Die Plenarsitzung des Kongresses begann die für heute geplante Plenarsitzung mit einer Schweigeminute für die Opfer des Demonstrationen in Junín am letzten Wochenende. Darüber hinaus intervenierte eine kleine Anzahl von Parlamentariern, bevor sie die Ankündigungen der Minister hörten, die an den Dialogtischen mit den Führern des Verkehrs und der Bauerngilden teilnahmen. Der Kongressabgeordnete für Volkserneuerung Jorge Montoya sagte, dass das Wissen, was die Minister getan haben, die Krise, die in mehreren Regionen des Landes immer noch andauert, nicht lösen würde.
Laut Montoya gebe es eine „politische Krise, die noch nie zuvor mit einer sozialen Revolte in allen Sektoren des Landes gesehen wurde“, und er betonte, dass einige der während der Proteste gestellten Forderungen „genau richtig“ seien. „Der Punkt ist, dass wir uns in einer Situation befinden, in der wir uns zusammenschließen müssen, und diese Union kann nicht durch einen Dialog erfolgen, in dem die Minister darüber sprechen, was sie getan haben“, fügte der Parlamentarier hinzu.
Eine der Möglichkeiten, die Lösung von Konflikten zu fördern, die seit mehr als einer Woche andauern, wäre die Vorladung von Pedro Castillo an den Kongress, dies laut dem Mitglied der Volkserneuerung. „Er muss entscheiden, was zu tun ist, und ich denke, das wird dazu beitragen, das Land zu beruhigen und zu beruhigen. Wir können nicht weiter gespalten sein, wir können nicht jeder seinen eigenen Weg gehen. Wir müssen zusammenkommen, und der einzige Weg, dies zu tun, ist in diesem Kongress „, sagte er dem Rest der nationalen Vertretung.

Während seiner Rede versicherte Montoya, dass Präsident Castillo, wenn er eine Governance will, diese haben wird, „aber er muss die Führung übernehmen und die bisher durchgeführten Maßnahmen ändern und die Probleme lösen, die er seit mehr als zwei Monaten in seinem Portfolio hat Lösung, zu wissen, was ist in diesem Moment präsentiert“.

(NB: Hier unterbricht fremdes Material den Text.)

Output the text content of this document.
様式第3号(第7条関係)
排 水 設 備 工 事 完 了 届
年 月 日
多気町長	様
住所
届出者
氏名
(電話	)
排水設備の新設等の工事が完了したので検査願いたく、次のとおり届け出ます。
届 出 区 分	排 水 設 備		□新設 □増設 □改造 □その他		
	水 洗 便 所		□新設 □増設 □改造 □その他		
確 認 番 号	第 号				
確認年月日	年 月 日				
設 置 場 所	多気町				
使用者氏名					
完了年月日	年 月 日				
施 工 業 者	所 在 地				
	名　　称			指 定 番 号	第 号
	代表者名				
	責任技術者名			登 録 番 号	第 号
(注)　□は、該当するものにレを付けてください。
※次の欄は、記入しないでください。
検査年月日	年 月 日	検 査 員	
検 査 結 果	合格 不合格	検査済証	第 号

In Bezug auf die Demonstrationen, die seit dem Morgen des 4. April größere Anzeichen einer Radikalisierung gezeigt haben, fügte er hinzu: „Die Menschen können nicht auf die Straße gehen, um viel Aufhebens zu machen, sie können ja behaupten, ohne anderen Probleme zu bereiten. „Darüber hinaus betonte er, dass die Streitkräfte nicht an der Kontrolle von Protesten teilnehmen sollten, sondern der Bevölkerung überlassen werden sollten „Selbstkontrolle, um Frieden und Ruhe zu erreichen und nicht mehr auf den Straßen zu sterben“
DEUTLICHE POSITION
Obwohl der Kongress die Anwesenheit des Staatsoberhauptes ersucht, um Lösungen für die Probleme zu finden, mit denen das Land in diesen Tagen konfrontiert ist, hat der Bürgermeister von Lima, Jorge Muñoz überraschte mit einer Veröffentlichung, in der der Präsident Pedro Castillo den Vormarsch der Wahlen vorschlug verlassen Sie den Posten, den die Volksabstimmung bei den letzten Wahlen gewährt hat.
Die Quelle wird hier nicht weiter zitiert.